John Birdsall a food writer and former cook wrote about Latinx and indigenous bakers rediscovering their culinary roots in yesterday's New York Times Food section. He focused on don Guerra , a leader of Tucson Arizona's local grain movement. He was an entrepreneur from the age of eight when he had his shoeshine business in his father Bennie's barber shop.By sixteen he was managing a diner.His love of baking kicked in after that. His mom, Denise, who also has Irish roots baked breads,cookies and pies to supplement the family income while his Mexican grandmother created tortillas. He started his first bakery , The Village Baker in 1996 in flagstaff. He opened a second branch a few years later in Ashland Oregon.It was too much. He got hi BA in primary school education and left the food industry. Yet the lure of baking was too strong. Mr. Guerra turned his two car garage into a bakery in 2009.It was named CSB (for community supported bakery). It was busy with people craving Mexican influenced breads. He now has Barrio Charro which features pan azteca sandwiches and a variety of Mexican foods' from tortillas and sopas or soups along with one that has whole grains produced by Hayden FLour Mills.
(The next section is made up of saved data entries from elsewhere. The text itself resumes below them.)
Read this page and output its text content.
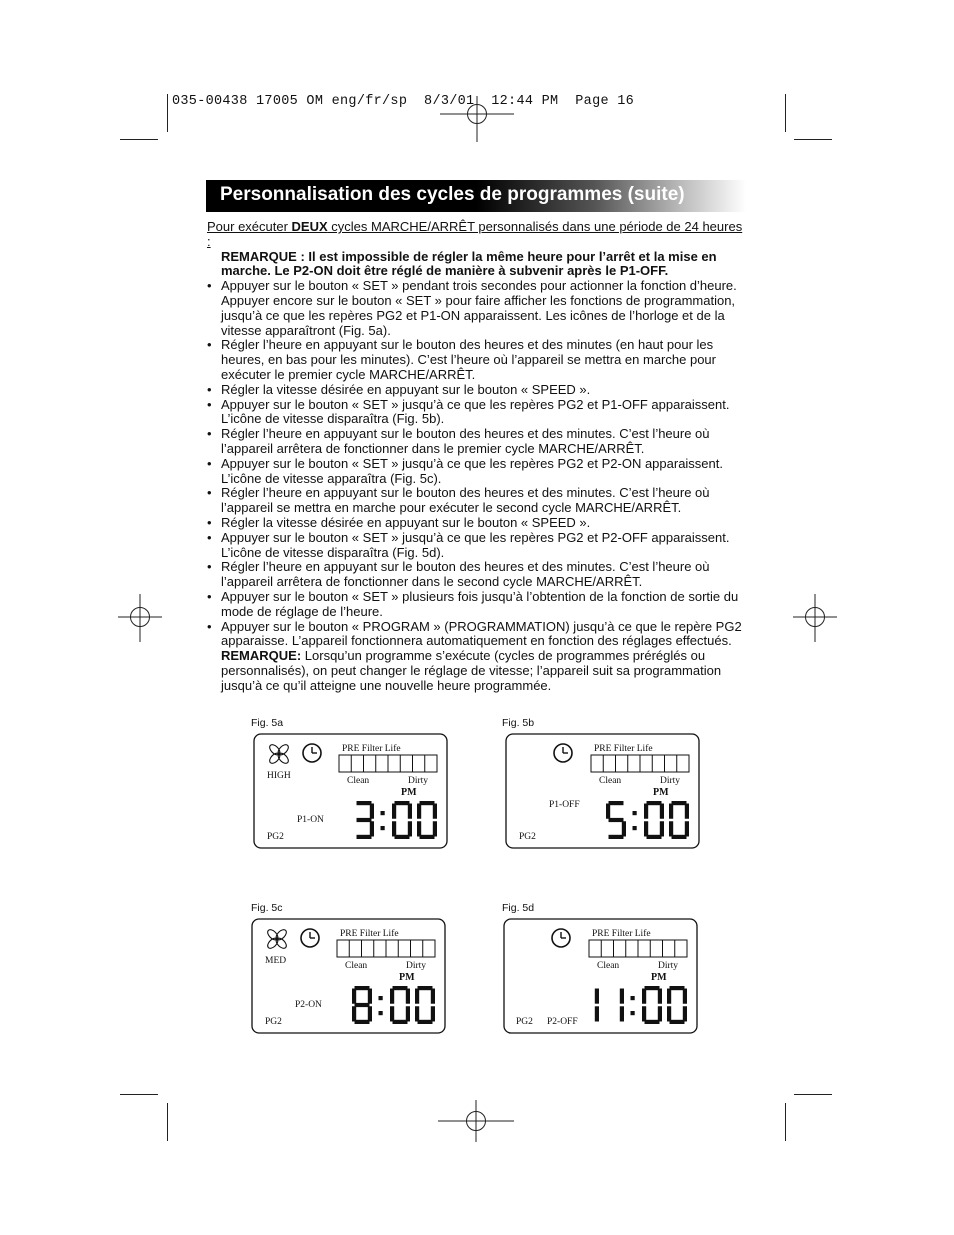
035-00438 17005 OM eng/fr/sp  8/3/01  12:44 PM  Page 16
Personnalisation des cycles de programmes (suite)
Pour exécuter DEUX cycles MARCHE/ARRÊT personnalisés dans une période de 24 heures :
REMARQUE : Il est impossible de régler la même heure pour l’arrêt et la mise en marche. Le P2-ON doit être réglé de manière à subvenir après le P1-OFF.
• Appuyer sur le bouton « SET » pendant trois secondes pour actionner la fonction d’heure. Appuyer encore sur le bouton « SET » pour faire afficher les fonctions de programmation, jusqu’à ce que les repères PG2 et P1-ON apparaissent. Les icônes de l’horloge et de la vitesse apparaîtront (Fig. 5a).
• Régler l’heure en appuyant sur le bouton des heures et des minutes (en haut pour les heures, en bas pour les minutes). C’est l’heure où l’appareil se mettra en marche pour exécuter le premier cycle MARCHE/ARRÊT.
• Régler la vitesse désirée en appuyant sur le bouton « SPEED ».
• Appuyer sur le bouton « SET » jusqu’à ce que les repères PG2 et P1-OFF apparaissent. L’icône de vitesse disparaîtra (Fig. 5b).
• Régler l’heure en appuyant sur le bouton des heures et des minutes. C’est l’heure où l’appareil arrêtera de fonctionner dans le premier cycle MARCHE/ARRÊT.
• Appuyer sur le bouton « SET » jusqu’à ce que les repères PG2 et P2-ON apparaissent. L’icône de vitesse apparaîtra (Fig. 5c).
• Régler l’heure en appuyant sur le bouton des heures et des minutes. C’est l’heure où l’appareil se mettra en marche pour exécuter le second cycle MARCHE/ARRÊT.
• Régler la vitesse désirée en appuyant sur le bouton « SPEED ».
• Appuyer sur le bouton « SET » jusqu’à ce que les repères PG2 et P2-OFF apparaissent. L’icône de vitesse disparaîtra (Fig. 5d).
• Régler l’heure en appuyant sur le bouton des heures et des minutes. C’est l’heure où l’appareil arrêtera de fonctionner dans le second cycle MARCHE/ARRÊT.
• Appuyer sur le bouton « SET » plusieurs fois jusqu’à l’obtention de la fonction de sortie du mode de réglage de l’heure.
• Appuyer sur le bouton « PROGRAM » (PROGRAMMATION) jusqu’à ce que le repère PG2 apparaisse. L’appareil fonctionnera automatiquement en fonction des réglages effectués.
REMARQUE: Lorsqu’un programme s’exécute (cycles de programmes préréglés ou personnalisés), on peut changer le réglage de vitesse; l’appareil suit sa programmation jusqu’à ce qu’il atteigne une nouvelle heure programmée.
Fig. 5a	Fig. 5b
Fig. 5c	Fig. 5d
PRE Filter Life
Clean	Dirty
PM
HIGH
PG2
P1-ON
PRE Filter Life
Clean	Dirty
PM
PG2
P1-OFF
PRE Filter Life
Clean	Dirty
PM
MED
PG2
P2-ON
PRE Filter Life
Clean	Dirty
PM
PG2 P2-OFF
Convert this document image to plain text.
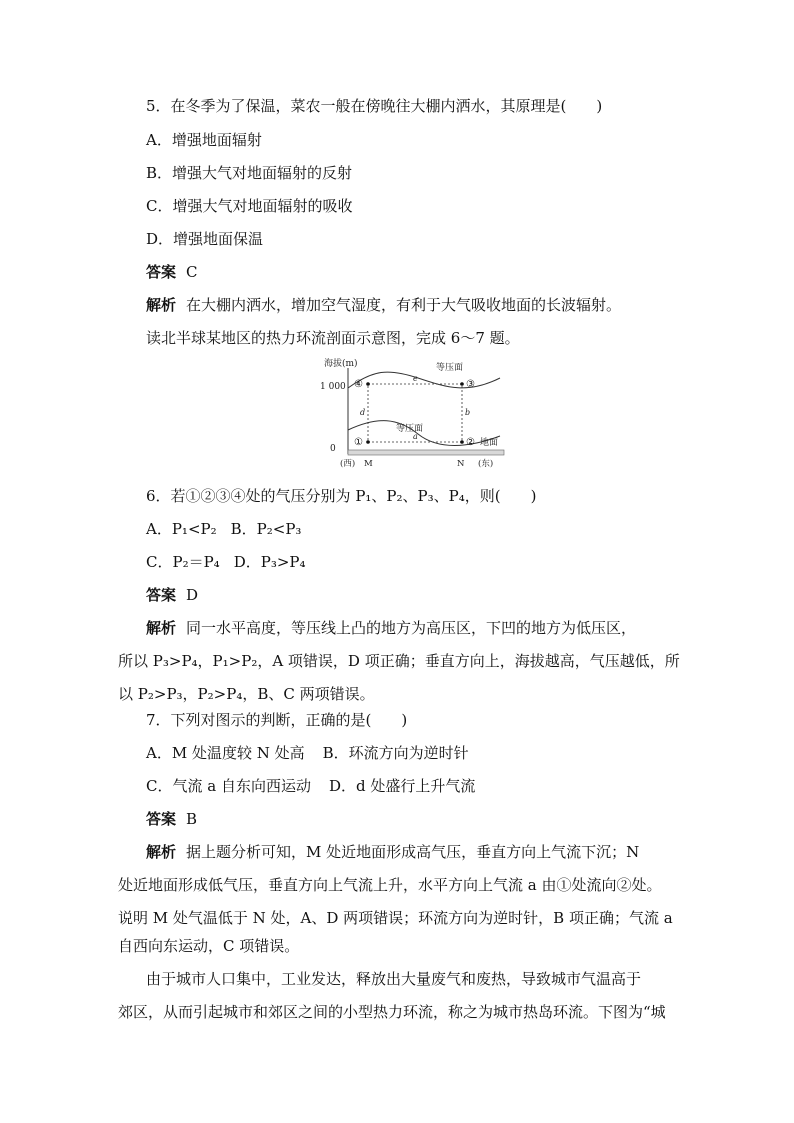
5．在冬季为了保温，菜农一般在傍晚往大棚内洒水，其原理是(　　)
A．增强地面辐射
B．增强大气对地面辐射的反射
C．增强大气对地面辐射的吸收
D．增强地面保温
答案 C
解析 在大棚内洒水，增加空气湿度，有利于大气吸收地面的长波辐射。
读北半球某地区的热力环流剖面示意图，完成 6～7 题。
海拔(m)
1 000
0
等压面
等压面
④	③
①	②
e
a
d	b
地面
(西) M	N (东)
6．若①②③④处的气压分别为 P₁、P₂、P₃、P₄，则(　　)
A．P₁<P₂ B．P₂<P₃
C．P₂＝P₄ D．P₃>P₄
答案 D
解析 同一水平高度，等压线上凸的地方为高压区，下凹的地方为低压区，
所以 P₃>P₄，P₁>P₂，A 项错误，D 项正确；垂直方向上，海拔越高，气压越低，所
以 P₂>P₃，P₂>P₄，B、C 两项错误。
7．下列对图示的判断，正确的是(　　)
A．M 处温度较 N 处高 B．环流方向为逆时针
C．气流 a 自东向西运动 D．d 处盛行上升气流
答案 B
解析 据上题分析可知，M 处近地面形成高气压，垂直方向上气流下沉；N
处近地面形成低气压，垂直方向上气流上升，水平方向上气流 a 由①处流向②处。
说明 M 处气温低于 N 处，A、D 两项错误；环流方向为逆时针，B 项正确；气流 a
自西向东运动，C 项错误。
由于城市人口集中，工业发达，释放出大量废气和废热，导致城市气温高于
郊区，从而引起城市和郊区之间的小型热力环流，称之为城市热岛环流。下图为“城
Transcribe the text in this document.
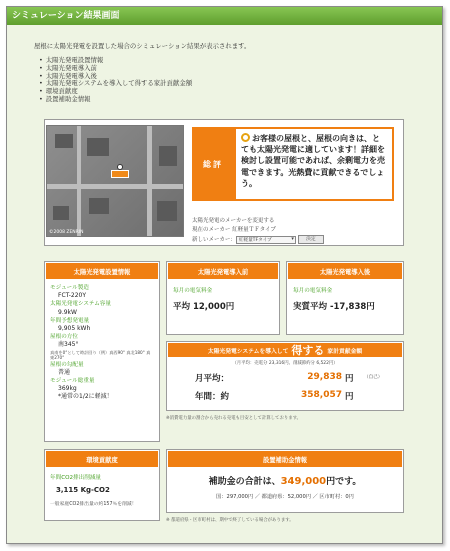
シミュレーション結果画面
屋根に太陽光発電を設置した場合のシミュレーション結果が表示されます。
• 太陽光発電設置情報
• 太陽光発電導入前
• 太陽光発電導入後
• 太陽光発電システムを導入して得する家計貢献金額
• 環境貢献度
• 設置補助金情報
©2008 ZENRIN
総評
お客様の屋根と、屋根の向きは、とても太陽光発電に適しています！詳細を検討し設置可能であれば、余剰電力を売電できます。光熱費に貢献できるでしょう。
太陽光発電のメーカーを変更する
現在のメーカー 紅軽量ＴＦタイプ
新しいメーカー： 紅軽量TFタイプ ▾	決定
太陽光発電設置情報
モジュール製造
FCT-220Y
太陽光発電システム容量
9.9kW
年間予想発電量
9,905 kWh
屋根の方位
南345°
真南を0°として時計回り（例）真西90° 真北180° 真東270°
屋根の勾配量
普通
モジュール総重量
369kg
*通常の1/2に軽減！
太陽光発電導入前
毎月の電気料金
平均 12,000円
太陽光発電導入後
毎月の電気料金
実質平均 -17,838円
太陽光発電システムを導入して 得する 家計貢献金額
（月平均：売電分 23,316円、削減節約分 6,522円）
月平均：	29,838 円 （自己）
年間：約	358,057 円
※消費電力量の割合から売れる売電も目安として計算しております。
環境貢献度
年間CO2排出削減量
3,115 Kg-CO2
一般家庭CO2排出量の約157％を削減！
設置補助金情報
補助金の合計は、349,000円です。
国：297,000円 ／ 都道府県：52,000円 ／ 区市町村：0円
※ 都道府県・区市町村は、期中で終了している場合があります。
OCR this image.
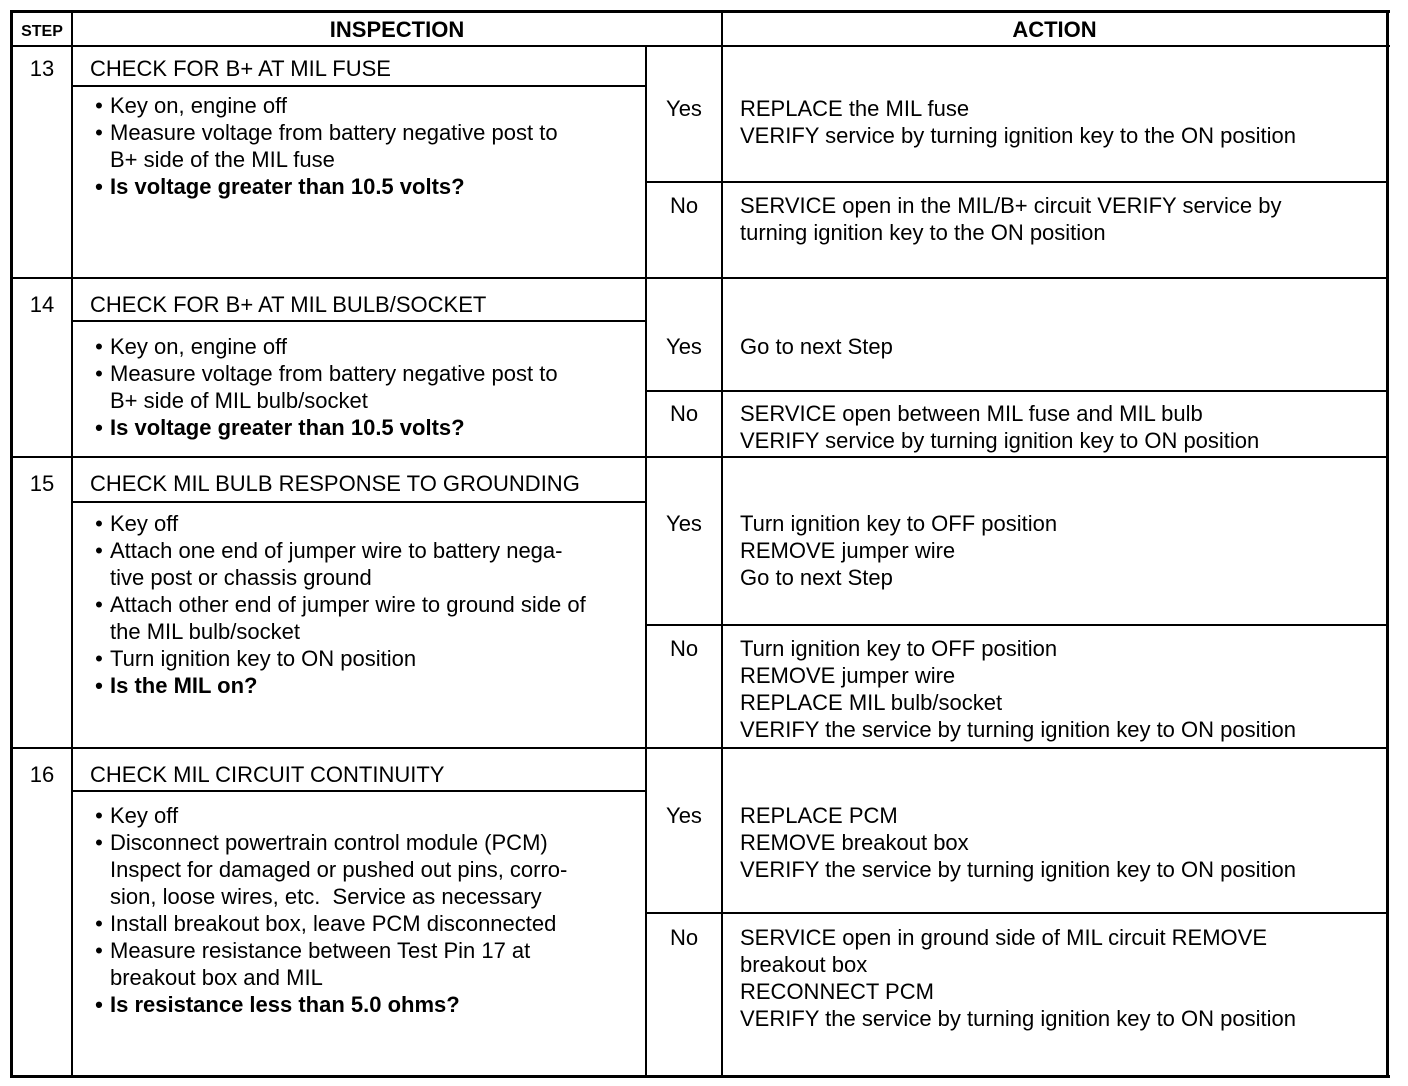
STEP	INSPECTION	ACTION
13	CHECK FOR B+ AT MIL FUSE
• Key on, engine off
• Measure voltage from battery negative post to
B+ side of the MIL fuse
• Is voltage greater than 10.5 volts?
Yes	REPLACE the MIL fuse
VERIFY service by turning ignition key to the ON position
No	SERVICE open in the MIL/B+ circuit VERIFY service by
turning ignition key to the ON position
14	CHECK FOR B+ AT MIL BULB/SOCKET
• Key on, engine off
• Measure voltage from battery negative post to
B+ side of MIL bulb/socket
• Is voltage greater than 10.5 volts?
Yes	Go to next Step
No	SERVICE open between MIL fuse and MIL bulb
VERIFY service by turning ignition key to ON position
15	CHECK MIL BULB RESPONSE TO GROUNDING
• Key off
• Attach one end of jumper wire to battery nega-
tive post or chassis ground
• Attach other end of jumper wire to ground side of
the MIL bulb/socket
• Turn ignition key to ON position
• Is the MIL on?
Yes	Turn ignition key to OFF position
REMOVE jumper wire
Go to next Step
No	Turn ignition key to OFF position
REMOVE jumper wire
REPLACE MIL bulb/socket
VERIFY the service by turning ignition key to ON position
16	CHECK MIL CIRCUIT CONTINUITY
• Key off
• Disconnect powertrain control module (PCM)
Inspect for damaged or pushed out pins, corro-
sion, loose wires, etc.  Service as necessary
• Install breakout box, leave PCM disconnected
• Measure resistance between Test Pin 17 at
breakout box and MIL
• Is resistance less than 5.0 ohms?
Yes	REPLACE PCM
REMOVE breakout box
VERIFY the service by turning ignition key to ON position
No	SERVICE open in ground side of MIL circuit REMOVE
breakout box
RECONNECT PCM
VERIFY the service by turning ignition key to ON position
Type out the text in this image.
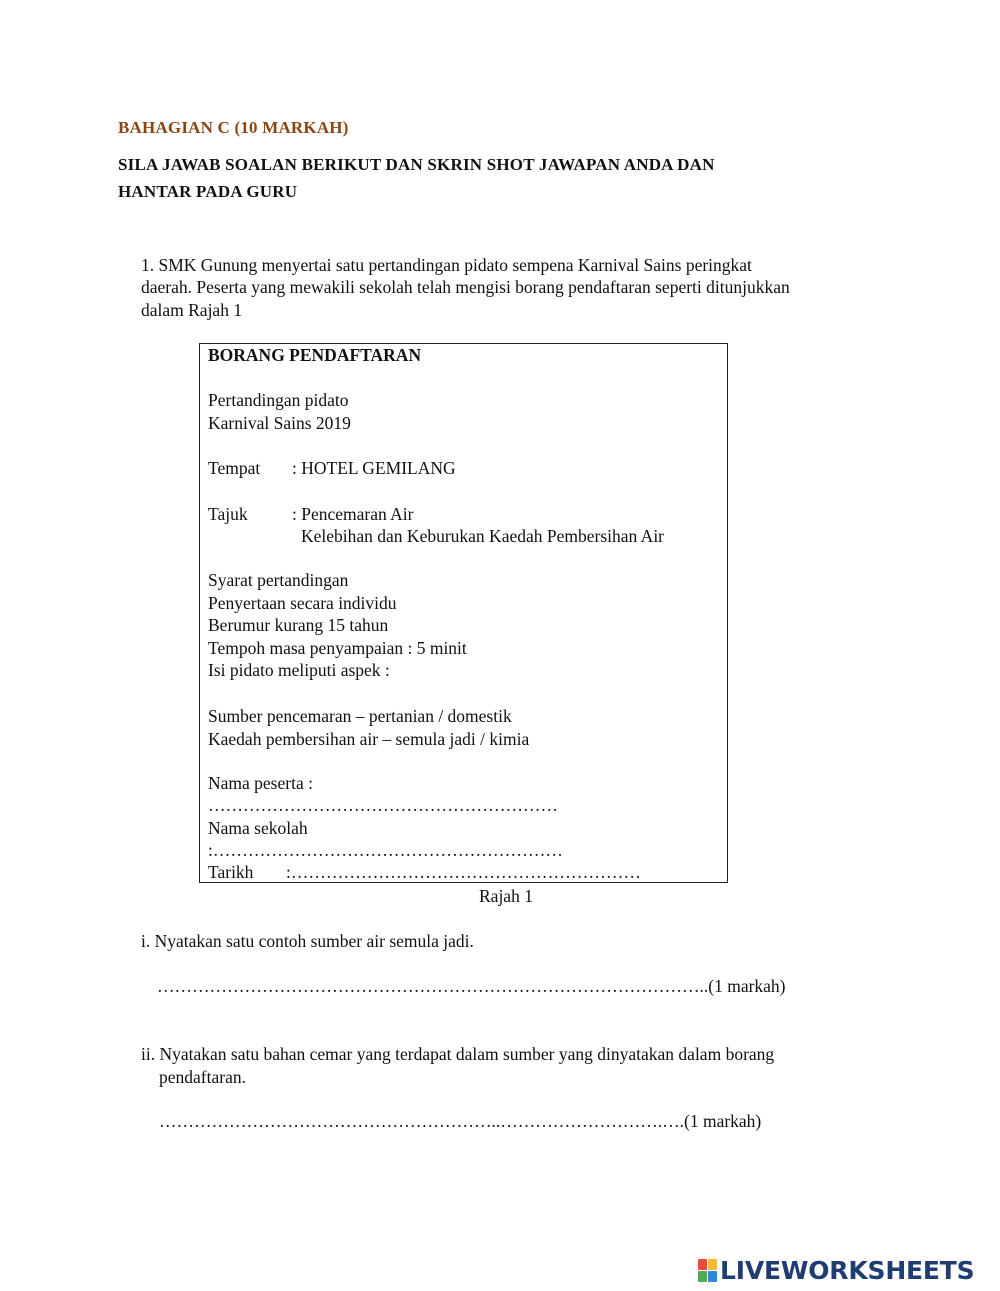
BAHAGIAN C (10 MARKAH)
SILA JAWAB SOALAN BERIKUT DAN SKRIN SHOT JAWAPAN ANDA DAN
HANTAR PADA GURU
1. SMK Gunung menyertai satu pertandingan pidato sempena Karnival Sains peringkat
daerah. Peserta yang mewakili sekolah telah mengisi borang pendaftaran seperti ditunjukkan
dalam Rajah 1
BORANG PENDAFTARAN
Pertandingan pidato
Karnival Sains 2019
Tempat : HOTEL GEMILANG
Tajuk	: Pencemaran Air
Kelebihan dan Keburukan Kaedah Pembersihan Air
Syarat pertandingan
Penyertaan secara individu
Berumur kurang 15 tahun
Tempoh masa penyampaian : 5 minit
Isi pidato meliputi aspek :
Sumber pencemaran – pertanian / domestik
Kaedah pembersihan air – semula jadi / kimia
Nama peserta :
……………………………………………………
Nama sekolah
:……………………………………………………
Tarikh :……………………………………………………
Rajah 1
i. Nyatakan satu contoh sumber air semula jadi.
…………………………………………………………………………………..(1 markah)
ii. Nyatakan satu bahan cemar yang terdapat dalam sumber yang dinyatakan dalam borang
pendaftaran.
…………………………………………………..……………………….….(1 markah)
LIVEWORKSHEETS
Mr. Guerra should be known for just his amazing dishes and breads but he is also becoming famous for bringing the indigenous grains back to Arizona. He wants to import heritage organic wheat from across the border in Nogales. He has reached out to small farm owners like Jose Luis Lambarri in the Sonora state, near the town of Ciudad Obregon. four hundred miles south of Tuscon . The grain is the much desired Yaqui-50 , a soft wheat that has a sweet and nutty flavor. His passion is a source of inspiration for other Latinx bakers. Long Beach California;'s Gusto bread's owner Arturo Enciso favors Spanish terms for his creations. He calls his sourdough starter masa madre or mother dough. baguettes are huesos or bones. he bakes the delicious dark California bread is made with state grown wheat a direct nod to Barrio's heritage loaf.Bryan Ford , author of New World Sourdough that looks at craft baking through the lens of Latin America has noticed a shifts in the beginnings of the movement. He is Afro-Honduran and finds it refreshing that the grains of Mexico, along with Central and South American are now being highlighted.
Don Guerra is leading the country in returning to its' indigenous baking roots. The result is delicious bread loved by previous generations. Now the current generation is enjoying the sweet yeasty goodness of traditional loaves.